Думала ли я когда-нибудь, что мне придётся с оружием приходить в этот город? Нет, не думала. В первый раз я подумала об этом, когда вместе с Сергеем Улаевым встречала выходящих из окружения, искала своих. Вот тогда я и поклялась отомстить за Ивана Григорьевича, за девчат медсанбата.
Тогда я решила обязательно посмотреть на эти безглазые чёрные окна и завалы из кирпичей и на бурлящий, ходящий, как огромная рыбина на крючке, серый Одер с понтонами на хребтине, с обрушенным взрывом чёрным мостом.
Это наше последнее наступление.
За войну я видела много больших наступлений. И у каждого из них было своё,
Наступление под Москвой в декабре сорок первого года было яркое, буйное, безрассудное, - может быть, оттого, что впервые. Тогда мы не знали ещё, что такое идти побеждать. И царила какая-то окрылённость, и всё было внове и очень пестро. Матросы с расстегнутыми воротниками бушлатов, несмотря на лютый мороз: должны же немцы увидеть морскую полосатую душу, узнать, что в атаку идут сами «чёрные дьяволы»! И тут же развернутой цепью, во весь рост, латыши: «психическая атака». А где-то на фланге - лихая казачья конница в чёрных бурках, с алыми башлыками поверх белых мохнатых папах. И весёлые лыжники в маскхалатах, с автоматами за плечами, которые нам казались тогда необыкновенной новинкой. И гвардейцы Панфилова, загорелые, узкоглазые, в замасленных полушубках, приехавшие из казахстанских степей. И девчонки-зенитчицы, озорные, отпетые, из Вологды и Саратова. И московские профессора, все седые, в очках с золотыми ободками, ездовыми в заиндевелых обозах. И сибирские стрелки, звероловы и следопыты... Даже в самых названиях военных частей: Истребительный батальон, Коммунистический батальон, Пролетарская дивизия, народное ополчение - был какой-то отголосок гражданской, боевой заряд неувядшей романтики. А в ней - наша сила и великая слабость. Сила нашего советского духа и слабость нашей воинской подготовки, недостаточность вооружения, неумение применять новейшую тактику, подсказанную маневренной машинной войной.

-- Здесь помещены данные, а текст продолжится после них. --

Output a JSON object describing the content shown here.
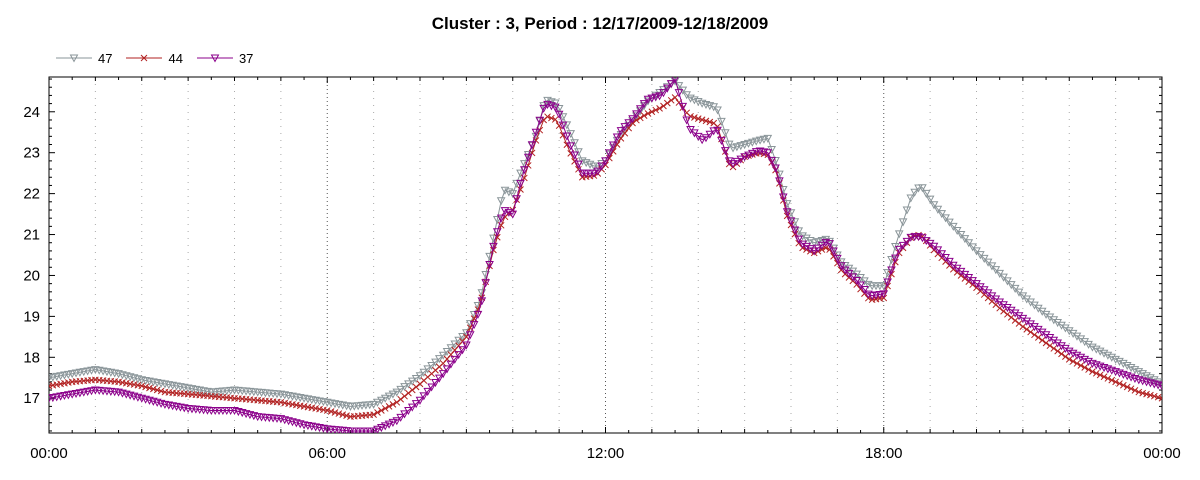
{
  "chart_data": {
    "type": "line",
    "title": "Cluster : 3, Period : 12/17/2009-12/18/2009",
    "xlabel": "",
    "ylabel": "",
    "x_ticks": [
      "00:00",
      "06:00",
      "12:00",
      "18:00",
      "00:00"
    ],
    "y_ticks": [
      "17",
      "18",
      "19",
      "20",
      "21",
      "22",
      "23",
      "24"
    ],
    "xlim": [
      0,
      24
    ],
    "ylim": [
      16.15,
      24.85
    ],
    "grid": {
      "vertical_major": true,
      "vertical_minor": true,
      "horizontal": false
    },
    "legend_position": "top-left",
    "series": [
      {
        "name": "47",
        "color": "#8a9599",
        "marker": "triangle-down",
        "keypoints": [
          [
            0,
            17.5
          ],
          [
            0.5,
            17.6
          ],
          [
            1,
            17.7
          ],
          [
            1.5,
            17.6
          ],
          [
            2,
            17.45
          ],
          [
            2.5,
            17.35
          ],
          [
            3,
            17.25
          ],
          [
            3.5,
            17.15
          ],
          [
            4,
            17.2
          ],
          [
            4.5,
            17.15
          ],
          [
            5,
            17.1
          ],
          [
            5.5,
            17.0
          ],
          [
            6,
            16.9
          ],
          [
            6.5,
            16.8
          ],
          [
            7,
            16.85
          ],
          [
            7.5,
            17.15
          ],
          [
            8,
            17.55
          ],
          [
            8.5,
            18.05
          ],
          [
            9,
            18.6
          ],
          [
            9.3,
            19.4
          ],
          [
            9.6,
            21.0
          ],
          [
            9.8,
            22.1
          ],
          [
            10,
            22.0
          ],
          [
            10.2,
            22.6
          ],
          [
            10.5,
            23.4
          ],
          [
            10.7,
            24.3
          ],
          [
            10.95,
            24.2
          ],
          [
            11.2,
            23.6
          ],
          [
            11.5,
            22.8
          ],
          [
            11.8,
            22.65
          ],
          [
            12,
            22.8
          ],
          [
            12.3,
            23.4
          ],
          [
            12.6,
            23.8
          ],
          [
            12.9,
            24.25
          ],
          [
            13.2,
            24.5
          ],
          [
            13.5,
            24.75
          ],
          [
            13.8,
            24.35
          ],
          [
            14.1,
            24.2
          ],
          [
            14.4,
            24.1
          ],
          [
            14.7,
            23.1
          ],
          [
            15,
            23.2
          ],
          [
            15.3,
            23.3
          ],
          [
            15.5,
            23.35
          ],
          [
            15.7,
            22.7
          ],
          [
            15.9,
            21.8
          ],
          [
            16.2,
            21.0
          ],
          [
            16.5,
            20.8
          ],
          [
            16.8,
            20.9
          ],
          [
            17.1,
            20.3
          ],
          [
            17.4,
            20.05
          ],
          [
            17.7,
            19.75
          ],
          [
            18,
            19.75
          ],
          [
            18.3,
            20.9
          ],
          [
            18.6,
            21.95
          ],
          [
            18.8,
            22.2
          ],
          [
            19.1,
            21.7
          ],
          [
            19.5,
            21.2
          ],
          [
            20,
            20.6
          ],
          [
            20.5,
            20.05
          ],
          [
            21,
            19.5
          ],
          [
            21.5,
            19.05
          ],
          [
            22,
            18.65
          ],
          [
            22.5,
            18.25
          ],
          [
            23,
            17.95
          ],
          [
            23.5,
            17.65
          ],
          [
            24,
            17.35
          ]
        ]
      },
      {
        "name": "44",
        "color": "#b22222",
        "marker": "x",
        "keypoints": [
          [
            0,
            17.3
          ],
          [
            0.5,
            17.4
          ],
          [
            1,
            17.45
          ],
          [
            1.5,
            17.4
          ],
          [
            2,
            17.3
          ],
          [
            2.5,
            17.15
          ],
          [
            3,
            17.1
          ],
          [
            3.5,
            17.05
          ],
          [
            4,
            17.0
          ],
          [
            4.5,
            16.95
          ],
          [
            5,
            16.9
          ],
          [
            5.5,
            16.8
          ],
          [
            6,
            16.7
          ],
          [
            6.5,
            16.55
          ],
          [
            7,
            16.6
          ],
          [
            7.5,
            16.9
          ],
          [
            8,
            17.35
          ],
          [
            8.5,
            17.85
          ],
          [
            9,
            18.5
          ],
          [
            9.3,
            19.3
          ],
          [
            9.6,
            20.7
          ],
          [
            9.8,
            21.4
          ],
          [
            10,
            21.6
          ],
          [
            10.2,
            22.2
          ],
          [
            10.5,
            23.3
          ],
          [
            10.7,
            23.9
          ],
          [
            10.95,
            23.8
          ],
          [
            11.2,
            23.1
          ],
          [
            11.5,
            22.4
          ],
          [
            11.8,
            22.45
          ],
          [
            12,
            22.7
          ],
          [
            12.3,
            23.3
          ],
          [
            12.6,
            23.75
          ],
          [
            12.9,
            23.95
          ],
          [
            13.2,
            24.1
          ],
          [
            13.5,
            24.35
          ],
          [
            13.8,
            23.9
          ],
          [
            14.1,
            23.8
          ],
          [
            14.4,
            23.7
          ],
          [
            14.7,
            22.6
          ],
          [
            15,
            22.9
          ],
          [
            15.3,
            23.0
          ],
          [
            15.5,
            22.95
          ],
          [
            15.7,
            22.5
          ],
          [
            15.9,
            21.5
          ],
          [
            16.2,
            20.7
          ],
          [
            16.5,
            20.55
          ],
          [
            16.8,
            20.7
          ],
          [
            17.1,
            20.1
          ],
          [
            17.4,
            19.8
          ],
          [
            17.7,
            19.4
          ],
          [
            18,
            19.45
          ],
          [
            18.3,
            20.5
          ],
          [
            18.6,
            20.95
          ],
          [
            18.8,
            21.0
          ],
          [
            19.1,
            20.6
          ],
          [
            19.5,
            20.15
          ],
          [
            20,
            19.7
          ],
          [
            20.5,
            19.2
          ],
          [
            21,
            18.75
          ],
          [
            21.5,
            18.35
          ],
          [
            22,
            17.95
          ],
          [
            22.5,
            17.65
          ],
          [
            23,
            17.4
          ],
          [
            23.5,
            17.15
          ],
          [
            24,
            17.0
          ]
        ]
      },
      {
        "name": "37",
        "color": "#8b008b",
        "marker": "triangle-down",
        "keypoints": [
          [
            0,
            17.0
          ],
          [
            0.5,
            17.1
          ],
          [
            1,
            17.2
          ],
          [
            1.5,
            17.15
          ],
          [
            2,
            17.0
          ],
          [
            2.5,
            16.85
          ],
          [
            3,
            16.75
          ],
          [
            3.5,
            16.7
          ],
          [
            4,
            16.7
          ],
          [
            4.5,
            16.55
          ],
          [
            5,
            16.5
          ],
          [
            5.5,
            16.35
          ],
          [
            6,
            16.25
          ],
          [
            6.5,
            16.2
          ],
          [
            7,
            16.2
          ],
          [
            7.5,
            16.45
          ],
          [
            8,
            16.95
          ],
          [
            8.5,
            17.6
          ],
          [
            9,
            18.3
          ],
          [
            9.3,
            19.2
          ],
          [
            9.6,
            20.8
          ],
          [
            9.8,
            21.6
          ],
          [
            10,
            21.5
          ],
          [
            10.2,
            22.4
          ],
          [
            10.5,
            23.5
          ],
          [
            10.7,
            24.2
          ],
          [
            10.95,
            24.1
          ],
          [
            11.2,
            23.3
          ],
          [
            11.5,
            22.5
          ],
          [
            11.8,
            22.5
          ],
          [
            12,
            22.8
          ],
          [
            12.3,
            23.5
          ],
          [
            12.6,
            23.85
          ],
          [
            12.9,
            24.3
          ],
          [
            13.2,
            24.4
          ],
          [
            13.5,
            24.8
          ],
          [
            13.8,
            23.6
          ],
          [
            14.1,
            23.3
          ],
          [
            14.4,
            23.6
          ],
          [
            14.7,
            22.7
          ],
          [
            15,
            22.9
          ],
          [
            15.3,
            23.05
          ],
          [
            15.5,
            23.0
          ],
          [
            15.7,
            22.55
          ],
          [
            15.9,
            21.6
          ],
          [
            16.2,
            20.8
          ],
          [
            16.5,
            20.6
          ],
          [
            16.8,
            20.85
          ],
          [
            17.1,
            20.2
          ],
          [
            17.4,
            19.9
          ],
          [
            17.7,
            19.5
          ],
          [
            18,
            19.55
          ],
          [
            18.3,
            20.6
          ],
          [
            18.6,
            20.95
          ],
          [
            18.8,
            20.95
          ],
          [
            19.1,
            20.7
          ],
          [
            19.5,
            20.25
          ],
          [
            20,
            19.8
          ],
          [
            20.5,
            19.35
          ],
          [
            21,
            18.95
          ],
          [
            21.5,
            18.55
          ],
          [
            22,
            18.15
          ],
          [
            22.5,
            17.85
          ],
          [
            23,
            17.65
          ],
          [
            23.5,
            17.45
          ],
          [
            24,
            17.3
          ]
        ]
      }
    ]
  }
}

В сорок третьем под Спас-Деменском я видела уже бой военных машин и гигантские карусели из самолетов, эти гудящие над землею весы, на которых лежали две равные силы: их сила и наша. Их сила уже убывала, а наша росла и росла. Но в тот самый первый день наступления на двух чашах лежали ещё, примеряясь, две веры, два строя и два отношения к жизни. И мы победили. А они бежали от нас.
Я видела разгром немцев под Варшавой и западнее Ополья. Эти сотни разбитых, обгорелых немецких машин, разбежавшихся от шоссе по огромному вспаханному чёрному полю, поперёк борозды. Как грозные мастодонты в смертельном страхе, убегая, они громоздились, карабкаясь друг на друга. И в их чревах теперь гулял зимний ветер, шевелил на убитых светлые волосы, что-то нашёптывал про себя, листая бумаги...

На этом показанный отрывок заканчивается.